Kami lalu turun dari mobil dan berjalan ke arah pos penjagaan.
Kelihatan sekali Om Wijoyo sudah kenal dan dikenal baik oleh para
penjaga mess di sini. Aku tak begitu heran, mengingat jabatan Om-ku
cukup baik di perusahaan tempat ia bekerja.
"Ini kenalin, Hendro, keponakan saya dari Jakarta," kata Om Wi'
sambil memperkenalkan aku kepada tiga orang petugas security di situ.
"Mau menginap berapa malam Pak?" tanya salah seorang kepada Om Wi'.
"Terserah dia, mau berapa malam," sahut Om Wi' sambil menunjuk ke arahku yang kebingungan.
"Cuma semalam saja kok Pak," cepat-cepat Om Wi' melanjutkan seolah meralat guyonannya.

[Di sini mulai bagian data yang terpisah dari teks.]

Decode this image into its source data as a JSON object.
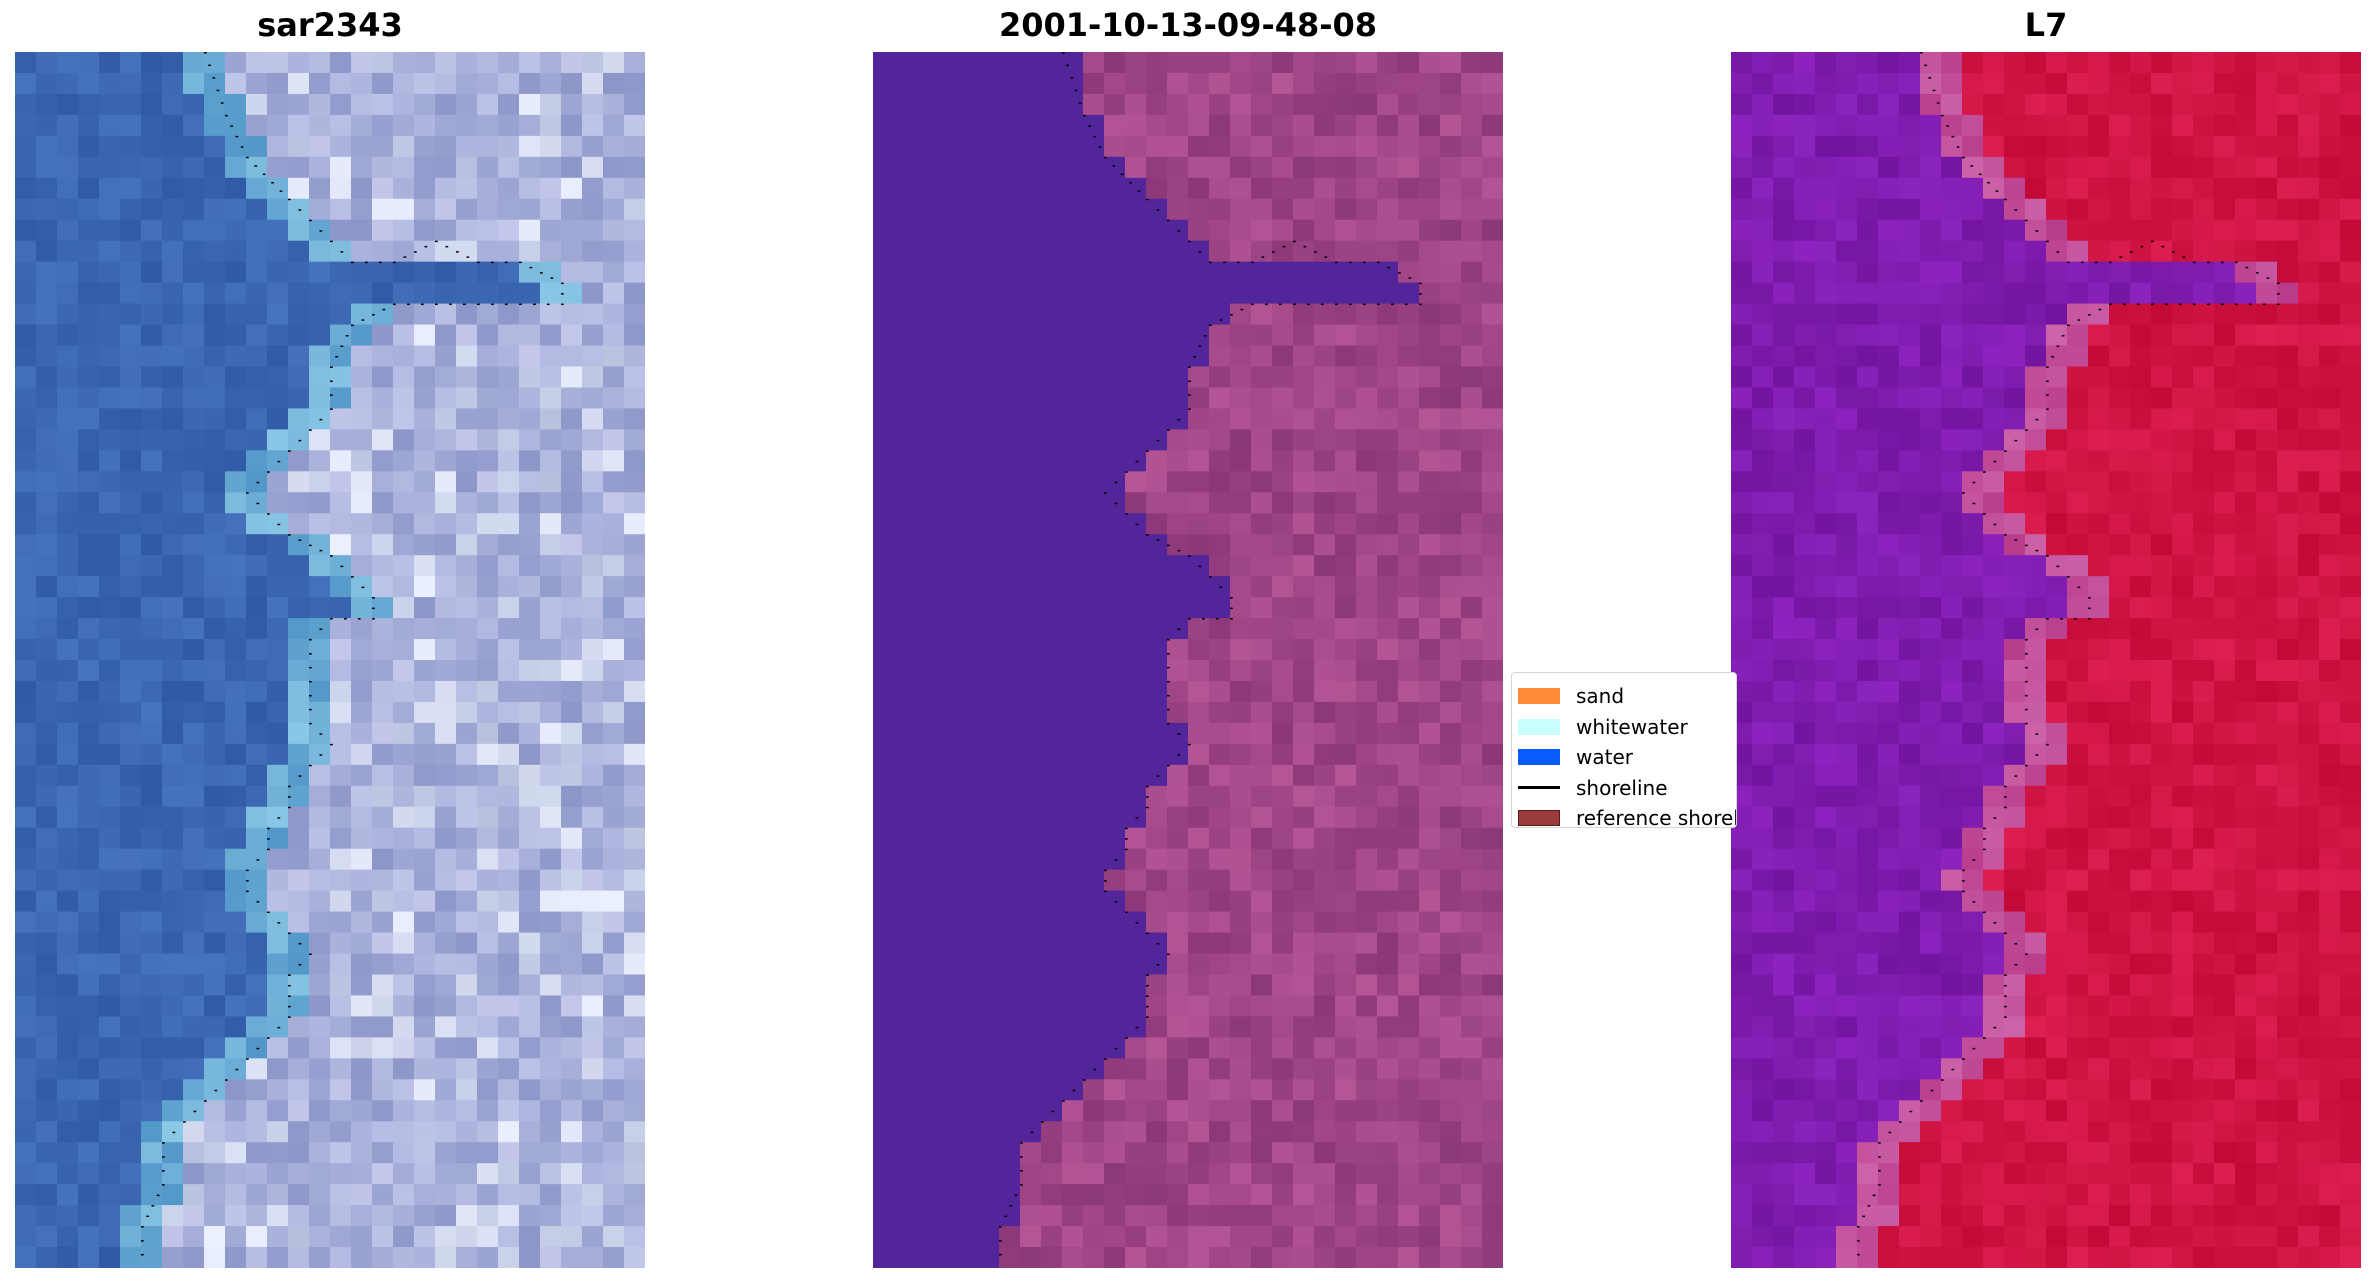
{
  "panels": {
    "rgb": {
      "title": "sar2343"
    },
    "classified": {
      "title": "2001-10-13-09-48-08"
    },
    "mndwi": {
      "title": "L7"
    }
  },
  "legend": {
    "items": [
      {
        "label": "sand",
        "kind": "patch",
        "color": "#ff8c3a"
      },
      {
        "label": "whitewater",
        "kind": "patch",
        "color": "#c8fffc"
      },
      {
        "label": "water",
        "kind": "patch",
        "color": "#0a5cff"
      },
      {
        "label": "shoreline",
        "kind": "line",
        "color": "#000000"
      },
      {
        "label": "reference shoreline",
        "kind": "patch",
        "color": "#9b3b3b"
      }
    ]
  },
  "colors": {
    "rgb_water": "#3a64b0",
    "rgb_land": "#a8b0d8",
    "classified_water": "#53259a",
    "classified_land": "#a24a8e",
    "mndwi_water": "#7a1ea8",
    "mndwi_land": "#c8103c",
    "shoreline_dots": "#000000"
  }
}
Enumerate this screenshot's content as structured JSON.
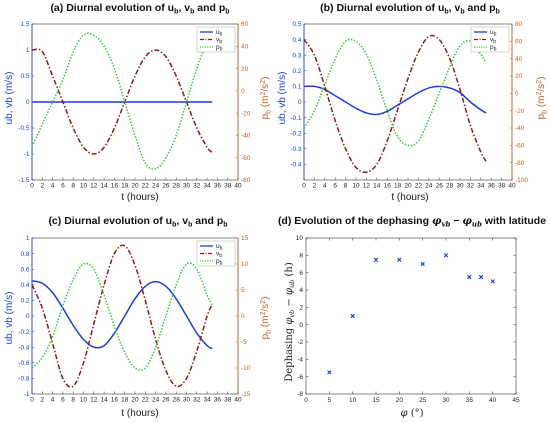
{
  "chart_data": [
    {
      "type": "line",
      "title": "(a) Diurnal evolution of u",
      "title_parts": [
        "(a) Diurnal evolution of u",
        "b",
        ", v",
        "b",
        " and p",
        "b"
      ],
      "xlabel": "t (hours)",
      "ylabel_left": "ub, vb (m/s)",
      "ylabel_right_parts": [
        "p",
        "b",
        " (m",
        "2",
        "/s",
        "2",
        ")"
      ],
      "xlim": [
        0,
        40
      ],
      "xticks": [
        0,
        2,
        4,
        6,
        8,
        10,
        12,
        14,
        16,
        18,
        20,
        22,
        24,
        26,
        28,
        30,
        32,
        34,
        36,
        38,
        40
      ],
      "ylim_left": [
        -1.5,
        1.5
      ],
      "yticks_left": [
        -1.5,
        -1,
        -0.5,
        0,
        0.5,
        1,
        1.5
      ],
      "ylim_right": [
        -80,
        60
      ],
      "yticks_right": [
        -80,
        -60,
        -40,
        -20,
        0,
        20,
        40,
        60
      ],
      "legend": {
        "position": "top-right",
        "entries": [
          {
            "base": "u",
            "sub": "b"
          },
          {
            "base": "v",
            "sub": "b"
          },
          {
            "base": "p",
            "sub": "b"
          }
        ]
      },
      "series": [
        {
          "name": "ub",
          "axis": "left",
          "color": "#1a3fd6",
          "style": "solid",
          "x": [
            0,
            2,
            4,
            6,
            8,
            10,
            12,
            14,
            16,
            18,
            20,
            22,
            24,
            26,
            28,
            30,
            32,
            34,
            35
          ],
          "y": [
            0,
            0,
            0,
            0,
            0,
            0,
            0,
            0,
            0,
            0,
            0,
            0,
            0,
            0,
            0,
            0,
            0,
            0,
            0
          ]
        },
        {
          "name": "vb",
          "axis": "left",
          "color": "#8b1a1a",
          "style": "dashdot",
          "x": [
            0,
            2,
            4,
            6,
            8,
            10,
            12,
            14,
            16,
            18,
            20,
            22,
            24,
            26,
            28,
            30,
            32,
            34,
            35
          ],
          "y": [
            1.0,
            0.97,
            0.5,
            0.0,
            -0.5,
            -0.87,
            -1.0,
            -0.87,
            -0.5,
            0.0,
            0.5,
            0.87,
            1.0,
            0.87,
            0.5,
            0.0,
            -0.5,
            -0.87,
            -0.97
          ]
        },
        {
          "name": "pb",
          "axis": "right",
          "color": "#2ecc2e",
          "style": "dotted",
          "x": [
            0,
            2,
            4,
            6,
            8,
            10,
            12,
            14,
            16,
            18,
            20,
            22,
            24,
            26,
            28,
            30,
            32,
            34,
            35
          ],
          "y": [
            -50,
            -30,
            -10,
            10,
            35,
            50,
            50,
            40,
            20,
            -10,
            -40,
            -65,
            -70,
            -60,
            -40,
            -10,
            20,
            45,
            55
          ]
        }
      ]
    },
    {
      "type": "line",
      "title": "(b) Diurnal evolution of u",
      "title_parts": [
        "(b) Diurnal evolution of u",
        "b",
        ", v",
        "b",
        " and p",
        "b"
      ],
      "xlabel": "t (hours)",
      "ylabel_left": "ub, vb (m/s)",
      "ylabel_right_parts": [
        "p",
        "b",
        " (m",
        "2",
        "/s",
        "2",
        ")"
      ],
      "xlim": [
        0,
        40
      ],
      "xticks": [
        0,
        2,
        4,
        6,
        8,
        10,
        12,
        14,
        16,
        18,
        20,
        22,
        24,
        26,
        28,
        30,
        32,
        34,
        36,
        38,
        40
      ],
      "ylim_left": [
        -0.5,
        0.5
      ],
      "yticks_left": [
        -0.4,
        -0.3,
        -0.2,
        -0.1,
        0,
        0.1,
        0.2,
        0.3,
        0.4,
        0.5
      ],
      "ylim_right": [
        -100,
        80
      ],
      "yticks_right": [
        -100,
        -80,
        -60,
        -40,
        -20,
        0,
        20,
        40,
        60,
        80
      ],
      "legend": {
        "position": "top-right",
        "entries": [
          {
            "base": "u",
            "sub": "b"
          },
          {
            "base": "v",
            "sub": "b"
          },
          {
            "base": "p",
            "sub": "b"
          }
        ]
      },
      "series": [
        {
          "name": "ub",
          "axis": "left",
          "color": "#1a3fd6",
          "style": "solid",
          "x": [
            0,
            2,
            4,
            6,
            8,
            10,
            12,
            14,
            16,
            18,
            20,
            22,
            24,
            26,
            28,
            30,
            32,
            34,
            35
          ],
          "y": [
            0.1,
            0.1,
            0.08,
            0.04,
            0.0,
            -0.04,
            -0.07,
            -0.08,
            -0.06,
            -0.02,
            0.02,
            0.06,
            0.09,
            0.1,
            0.09,
            0.06,
            0.0,
            -0.05,
            -0.07
          ]
        },
        {
          "name": "vb",
          "axis": "left",
          "color": "#8b1a1a",
          "style": "dashdot",
          "x": [
            0,
            2,
            4,
            6,
            8,
            10,
            12,
            14,
            16,
            18,
            20,
            22,
            24,
            26,
            28,
            30,
            32,
            34,
            35
          ],
          "y": [
            0.4,
            0.3,
            0.1,
            -0.12,
            -0.3,
            -0.42,
            -0.45,
            -0.4,
            -0.25,
            -0.05,
            0.15,
            0.32,
            0.42,
            0.4,
            0.28,
            0.08,
            -0.15,
            -0.32,
            -0.38
          ]
        },
        {
          "name": "pb",
          "axis": "right",
          "color": "#2ecc2e",
          "style": "dotted",
          "x": [
            0,
            2,
            4,
            6,
            8,
            10,
            12,
            14,
            16,
            18,
            20,
            22,
            24,
            26,
            28,
            30,
            32,
            34,
            35
          ],
          "y": [
            -40,
            -20,
            10,
            40,
            60,
            60,
            45,
            15,
            -20,
            -50,
            -60,
            -55,
            -30,
            0,
            30,
            55,
            60,
            45,
            35
          ]
        }
      ]
    },
    {
      "type": "line",
      "title": "(c) Diurnal evolution of u",
      "title_parts": [
        "(c) Diurnal evolution of u",
        "b",
        ", v",
        "b",
        " and p",
        "b"
      ],
      "xlabel": "t (hours)",
      "ylabel_left": "ub, vb (m/s)",
      "ylabel_right_parts": [
        "p",
        "b",
        " (m",
        "2",
        "/s",
        "2",
        ")"
      ],
      "xlim": [
        0,
        40
      ],
      "xticks": [
        0,
        2,
        4,
        6,
        8,
        10,
        12,
        14,
        16,
        18,
        20,
        22,
        24,
        26,
        28,
        30,
        32,
        34,
        36,
        38,
        40
      ],
      "ylim_left": [
        -1,
        1
      ],
      "yticks_left": [
        -1,
        -0.8,
        -0.6,
        -0.4,
        -0.2,
        0,
        0.2,
        0.4,
        0.6,
        0.8,
        1
      ],
      "ylim_right": [
        -15,
        15
      ],
      "yticks_right": [
        -15,
        -10,
        -5,
        0,
        5,
        10,
        15
      ],
      "legend": {
        "position": "top-right",
        "entries": [
          {
            "base": "u",
            "sub": "b"
          },
          {
            "base": "v",
            "sub": "b"
          },
          {
            "base": "p",
            "sub": "b"
          }
        ]
      },
      "series": [
        {
          "name": "ub",
          "axis": "left",
          "color": "#1a3fd6",
          "style": "solid",
          "x": [
            0,
            2,
            4,
            6,
            8,
            10,
            12,
            14,
            16,
            18,
            20,
            22,
            24,
            26,
            28,
            30,
            32,
            34,
            35
          ],
          "y": [
            0.45,
            0.42,
            0.3,
            0.1,
            -0.12,
            -0.3,
            -0.4,
            -0.38,
            -0.22,
            0.0,
            0.22,
            0.38,
            0.44,
            0.38,
            0.22,
            0.0,
            -0.22,
            -0.38,
            -0.42
          ]
        },
        {
          "name": "vb",
          "axis": "left",
          "color": "#8b1a1a",
          "style": "dashdot",
          "x": [
            0,
            2,
            4,
            6,
            8,
            10,
            12,
            14,
            16,
            18,
            20,
            22,
            24,
            26,
            28,
            30,
            32,
            34,
            35
          ],
          "y": [
            0.4,
            0.1,
            -0.35,
            -0.8,
            -0.9,
            -0.6,
            -0.1,
            0.4,
            0.8,
            0.9,
            0.65,
            0.2,
            -0.3,
            -0.7,
            -0.9,
            -0.8,
            -0.45,
            0.0,
            0.15
          ]
        },
        {
          "name": "pb",
          "axis": "right",
          "color": "#2ecc2e",
          "style": "dotted",
          "x": [
            0,
            2,
            4,
            6,
            8,
            10,
            12,
            14,
            16,
            18,
            20,
            22,
            24,
            26,
            28,
            30,
            32,
            34,
            35
          ],
          "y": [
            -10,
            -8,
            -4,
            2,
            7,
            10,
            9,
            4,
            -2,
            -7,
            -10,
            -10,
            -6,
            0,
            6,
            10,
            9,
            4,
            2
          ]
        }
      ]
    },
    {
      "type": "scatter",
      "title": "(d) Evolution of the dephasing φ",
      "title_parts": [
        "(d) Evolution of the dephasing ",
        "φ",
        "vb",
        " − ",
        "φ",
        "ub",
        " with latitude"
      ],
      "xlabel_parts": [
        "φ",
        " (°)"
      ],
      "ylabel_parts": [
        "Dephasing ",
        "φ",
        "vb",
        " − ",
        "φ",
        "ub",
        " (h)"
      ],
      "xlim": [
        0,
        45
      ],
      "xticks": [
        0,
        5,
        10,
        15,
        20,
        25,
        30,
        35,
        40,
        45
      ],
      "ylim": [
        -8,
        10
      ],
      "yticks": [
        -8,
        -6,
        -4,
        -2,
        0,
        2,
        4,
        6,
        8,
        10
      ],
      "grid": false,
      "marker_color": "#1a3fd6",
      "x": [
        5,
        10,
        15,
        20,
        25,
        30,
        35,
        37.5,
        40
      ],
      "y": [
        -5.5,
        1.0,
        7.5,
        7.5,
        7.0,
        8.0,
        5.5,
        5.5,
        5.0
      ]
    }
  ]
}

"Monggo, silakan," kata salah seorang petugas mess sesaat kemudian
setelah mengambil kunci dan mengantar kami ke salah satu guest house
yang terbaik yang ada di situ.
"Om, emang kita mau nginap? Kan kita nggak bawa pakaian," kataku
begitu sampai di ruang tengah guest house dan petugas yang mengantar
kami sudah berlalu.
"Kamu serius amat sih?" balasnya sambil mendekatiku."Lagian kita memang tidak perlu pakai pakaian.."
Belum sempat aku menanggapi kalimatnya, tiba-tiba ia sudah menarik
tubuhku dalam pelukannya dan menciumku dengan gemas. Gerayangan
tangannya langsung kemana-mana. Dan sebelum akhirnya kami berdua
tergeletak di lantai ruang tengah, ia telah melolosi seluruh pakaianku
dan pakaiannya sendiri.
Tubuh gempalnya langsung menindih. Dan kami pun segera bergelut
dengan penuh gairah di lantai guest house yang cukup dingin itu.
Beberapa kali kami sempat bergantian posisi, saling tekan dan beradu
'pedang' disertai dengusan nafas yang makin lama rasanya makin sesak
karena desakan birahi.
Beberapa kali kurasakan ketika aku berada di bawah dan mengepit
pinggangnya, Om Wi' berusaha mengarahkan 'moncong rudal'nya ke celah
pantatku diiringi dengan sodokan-sodokan ringan. Tampaknya ia ingin
mengingatkanku bahwa ada satu 'pelajaran' lagi yang aku belum lulus
menjalaninya (baca "Tamu dari Yogya").
"Jadi Hend..?" tanyanya sambil menatapku tajam ketika ia mulai melakukan gerakan-gerakan itu lagi.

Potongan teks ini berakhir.